Young adults at the age of 25–29 in Denmark have the highest unemployment rate and are at higher risk of labour market marginalization. Exclusion from the labour market may have negative individual consequences on mental and physical health and can lead to increasing societal expenditures due to social benefits. It is important to understand what factors determine or protect against early labour market marginalization. The aim of the present study was to investigate the association between psychological resources in adolescence and labour market participation in early adulthood, and whether the associations differed by gender.

Methods

This prospective cohort study used questionnaire data collected through the West Jutland Cohort study in 2004 and 2007. The study population (N = 2982) consisted of people born in 1989 and living in the county of Ringkjoebing at baseline in 2004. Outcome was dichotomized as +/− 12 months of passive labour market participation during the age of 25–29. Psychological resources were measured as self-esteem, sense of coherence and mastery. Logistic regression analyses were performed to investigate the associations between psychological resources and labour market participation.

Results

Results indicated associations between high levels of mastery or sense of coherence in adolescence and high labour market participation in early adulthood.
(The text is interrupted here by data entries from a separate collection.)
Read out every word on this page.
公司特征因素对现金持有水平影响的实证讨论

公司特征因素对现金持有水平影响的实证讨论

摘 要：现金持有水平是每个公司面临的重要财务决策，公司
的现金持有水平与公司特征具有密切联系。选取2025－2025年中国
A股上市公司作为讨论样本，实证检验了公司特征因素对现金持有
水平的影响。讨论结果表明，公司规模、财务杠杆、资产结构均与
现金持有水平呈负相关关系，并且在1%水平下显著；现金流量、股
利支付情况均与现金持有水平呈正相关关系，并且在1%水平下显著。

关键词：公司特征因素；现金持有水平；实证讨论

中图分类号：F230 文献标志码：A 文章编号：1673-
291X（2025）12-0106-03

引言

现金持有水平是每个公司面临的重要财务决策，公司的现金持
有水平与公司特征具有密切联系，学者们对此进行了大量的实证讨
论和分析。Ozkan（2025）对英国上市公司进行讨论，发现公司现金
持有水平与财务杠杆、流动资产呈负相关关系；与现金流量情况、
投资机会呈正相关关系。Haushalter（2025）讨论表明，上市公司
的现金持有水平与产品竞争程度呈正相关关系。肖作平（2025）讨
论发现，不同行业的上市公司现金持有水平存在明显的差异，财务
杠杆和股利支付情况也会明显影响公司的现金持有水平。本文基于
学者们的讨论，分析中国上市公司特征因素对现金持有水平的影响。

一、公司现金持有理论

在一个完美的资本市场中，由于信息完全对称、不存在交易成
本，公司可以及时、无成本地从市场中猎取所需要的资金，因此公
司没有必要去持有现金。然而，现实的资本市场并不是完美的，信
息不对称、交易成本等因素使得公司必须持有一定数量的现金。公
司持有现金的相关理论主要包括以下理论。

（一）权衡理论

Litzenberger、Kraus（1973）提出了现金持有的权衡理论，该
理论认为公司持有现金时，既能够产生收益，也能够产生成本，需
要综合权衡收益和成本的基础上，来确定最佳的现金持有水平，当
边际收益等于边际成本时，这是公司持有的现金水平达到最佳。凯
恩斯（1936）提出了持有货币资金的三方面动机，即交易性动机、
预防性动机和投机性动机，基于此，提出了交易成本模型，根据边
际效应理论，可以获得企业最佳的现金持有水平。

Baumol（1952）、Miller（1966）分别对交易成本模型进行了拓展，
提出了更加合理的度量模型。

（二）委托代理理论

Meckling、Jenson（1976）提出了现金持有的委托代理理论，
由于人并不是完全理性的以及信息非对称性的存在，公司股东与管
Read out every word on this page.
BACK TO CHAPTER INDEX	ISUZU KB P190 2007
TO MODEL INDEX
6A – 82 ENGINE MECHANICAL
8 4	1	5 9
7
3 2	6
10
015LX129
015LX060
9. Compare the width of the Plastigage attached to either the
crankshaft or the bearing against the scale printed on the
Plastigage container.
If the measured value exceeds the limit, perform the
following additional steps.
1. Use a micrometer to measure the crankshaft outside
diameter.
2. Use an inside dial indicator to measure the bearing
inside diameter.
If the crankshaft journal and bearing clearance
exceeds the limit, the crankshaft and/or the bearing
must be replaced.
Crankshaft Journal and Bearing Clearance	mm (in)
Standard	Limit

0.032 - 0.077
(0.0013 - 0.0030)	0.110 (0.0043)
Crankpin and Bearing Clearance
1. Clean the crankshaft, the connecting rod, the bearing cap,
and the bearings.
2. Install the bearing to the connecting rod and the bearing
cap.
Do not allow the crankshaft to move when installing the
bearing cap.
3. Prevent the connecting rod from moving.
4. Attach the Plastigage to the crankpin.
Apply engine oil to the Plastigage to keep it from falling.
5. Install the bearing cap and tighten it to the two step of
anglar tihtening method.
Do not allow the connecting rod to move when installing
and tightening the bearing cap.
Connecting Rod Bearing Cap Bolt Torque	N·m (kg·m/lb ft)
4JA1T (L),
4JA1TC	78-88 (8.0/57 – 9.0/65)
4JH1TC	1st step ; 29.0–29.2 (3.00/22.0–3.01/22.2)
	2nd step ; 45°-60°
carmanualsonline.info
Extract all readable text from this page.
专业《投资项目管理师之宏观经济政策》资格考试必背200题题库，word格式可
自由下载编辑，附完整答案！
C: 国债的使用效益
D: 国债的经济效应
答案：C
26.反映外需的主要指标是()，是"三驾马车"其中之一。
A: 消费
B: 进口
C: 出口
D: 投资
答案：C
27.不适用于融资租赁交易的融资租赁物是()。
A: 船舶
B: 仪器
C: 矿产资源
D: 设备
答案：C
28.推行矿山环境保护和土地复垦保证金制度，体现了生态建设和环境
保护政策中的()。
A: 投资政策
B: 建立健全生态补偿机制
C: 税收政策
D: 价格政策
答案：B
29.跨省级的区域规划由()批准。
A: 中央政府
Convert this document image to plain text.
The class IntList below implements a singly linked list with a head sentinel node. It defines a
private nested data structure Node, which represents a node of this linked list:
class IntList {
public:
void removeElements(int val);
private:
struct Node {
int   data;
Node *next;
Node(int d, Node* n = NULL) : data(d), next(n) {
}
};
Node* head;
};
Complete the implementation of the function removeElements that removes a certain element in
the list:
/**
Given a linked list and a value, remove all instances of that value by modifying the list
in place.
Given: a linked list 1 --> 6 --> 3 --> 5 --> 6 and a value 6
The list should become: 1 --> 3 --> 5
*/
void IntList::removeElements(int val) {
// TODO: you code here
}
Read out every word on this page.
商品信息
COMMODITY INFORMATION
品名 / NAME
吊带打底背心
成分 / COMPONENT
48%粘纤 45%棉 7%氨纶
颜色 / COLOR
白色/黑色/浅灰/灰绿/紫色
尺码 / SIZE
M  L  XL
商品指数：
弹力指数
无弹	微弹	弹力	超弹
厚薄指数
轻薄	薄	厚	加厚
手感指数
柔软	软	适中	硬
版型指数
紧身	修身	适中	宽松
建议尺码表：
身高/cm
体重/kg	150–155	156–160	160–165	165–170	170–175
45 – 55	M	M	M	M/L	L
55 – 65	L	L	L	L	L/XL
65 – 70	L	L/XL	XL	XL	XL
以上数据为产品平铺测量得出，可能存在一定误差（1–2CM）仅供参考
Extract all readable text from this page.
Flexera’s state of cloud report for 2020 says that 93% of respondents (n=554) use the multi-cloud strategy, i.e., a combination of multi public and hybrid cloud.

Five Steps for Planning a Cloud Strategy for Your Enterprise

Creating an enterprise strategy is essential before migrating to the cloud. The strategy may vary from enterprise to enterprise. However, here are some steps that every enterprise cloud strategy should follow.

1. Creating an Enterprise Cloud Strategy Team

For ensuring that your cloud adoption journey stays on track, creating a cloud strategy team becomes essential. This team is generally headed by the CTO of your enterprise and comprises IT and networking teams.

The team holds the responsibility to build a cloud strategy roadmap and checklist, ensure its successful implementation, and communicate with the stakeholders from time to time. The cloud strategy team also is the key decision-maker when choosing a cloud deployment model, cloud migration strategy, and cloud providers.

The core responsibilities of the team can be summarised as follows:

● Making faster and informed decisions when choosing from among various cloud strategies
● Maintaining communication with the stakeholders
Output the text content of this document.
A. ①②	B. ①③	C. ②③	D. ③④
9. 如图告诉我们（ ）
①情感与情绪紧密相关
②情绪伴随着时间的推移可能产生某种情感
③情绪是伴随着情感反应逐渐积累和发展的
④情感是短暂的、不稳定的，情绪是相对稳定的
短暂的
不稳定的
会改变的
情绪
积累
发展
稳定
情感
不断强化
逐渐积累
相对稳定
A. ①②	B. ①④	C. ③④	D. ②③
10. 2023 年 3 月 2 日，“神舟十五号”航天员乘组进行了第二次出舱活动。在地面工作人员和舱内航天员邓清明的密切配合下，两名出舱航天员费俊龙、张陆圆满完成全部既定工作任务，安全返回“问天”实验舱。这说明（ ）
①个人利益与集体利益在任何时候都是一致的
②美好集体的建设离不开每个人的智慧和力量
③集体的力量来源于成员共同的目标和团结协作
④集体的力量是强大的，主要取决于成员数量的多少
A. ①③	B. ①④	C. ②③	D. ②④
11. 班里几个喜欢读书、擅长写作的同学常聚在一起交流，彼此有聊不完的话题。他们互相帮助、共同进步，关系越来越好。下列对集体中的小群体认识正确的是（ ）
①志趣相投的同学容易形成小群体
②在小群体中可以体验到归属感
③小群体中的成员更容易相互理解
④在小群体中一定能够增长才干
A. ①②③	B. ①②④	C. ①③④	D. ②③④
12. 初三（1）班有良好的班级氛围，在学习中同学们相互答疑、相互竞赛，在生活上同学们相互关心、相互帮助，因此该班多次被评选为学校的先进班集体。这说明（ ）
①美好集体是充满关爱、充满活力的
The strongest associations were observed for females with a medium (OR: 1.9, 95% CI: 1.3–2.8) or high level (OR: 1.6, 95% CI: 1.0–2.4) of mastery or a high level of sense of coherence (OR: 1.6 95% CI: 1.0–2.4) at age 15 and for males with a medium (OR: 2.7, 95% CI: 1.5–3.8) or high (OR: 1.9, 95% CI: 1.1–3.5) level of mastery or a high level of sense of coherence (OR: 1.7, 95% CI: 0.9–3.1) at age 18.

Conclusion

The results of the present study indicate associations between a high level of sense of coherence or mastery in adolescence and high labour market participation in early adulthood in a Danish context. Psychological resources seemed to play a bigger role for females in early adolescence compared to males, for whom a larger impact was seen in late adolescence.

Peer Review reports

Background

In February 2019 the general unemployment rate in Denmark was 3.7%; however it was 7% for 25–29-year-olds [1]. Labour market marginalization among young adults is of rising concern due to the related negative health consequences [2]. Young adults outside the labour market are specifically vulnerable to general health problems [3] and show a higher risk of psychological vulnerability and distress and feel affected by insecurities about their own capabilities [4]. Stability of attachment to the labour force during the transitional period into working life is of great importance, as it improves the future job prospects and avoids the dependency on social benefits [5].

Young people from the Nordic countries who experience unemployment have a greater risk of experiencing unemployment across the life course, regardless of their individual characteristics or background [6, 7]. Furthermore, there seems to be an increased risk of a marginalized income later in life in people being economically inactive during young adulthood [8]. However, the long term effects of youth unemployment may depend on the individuals ability to cope with their circumstances [9]. The entrance into the labour market in early adulthood is therefore an important part of the general life course development and it is important to study the determinants of facilitating labour market participation (LMP) in early adulthood.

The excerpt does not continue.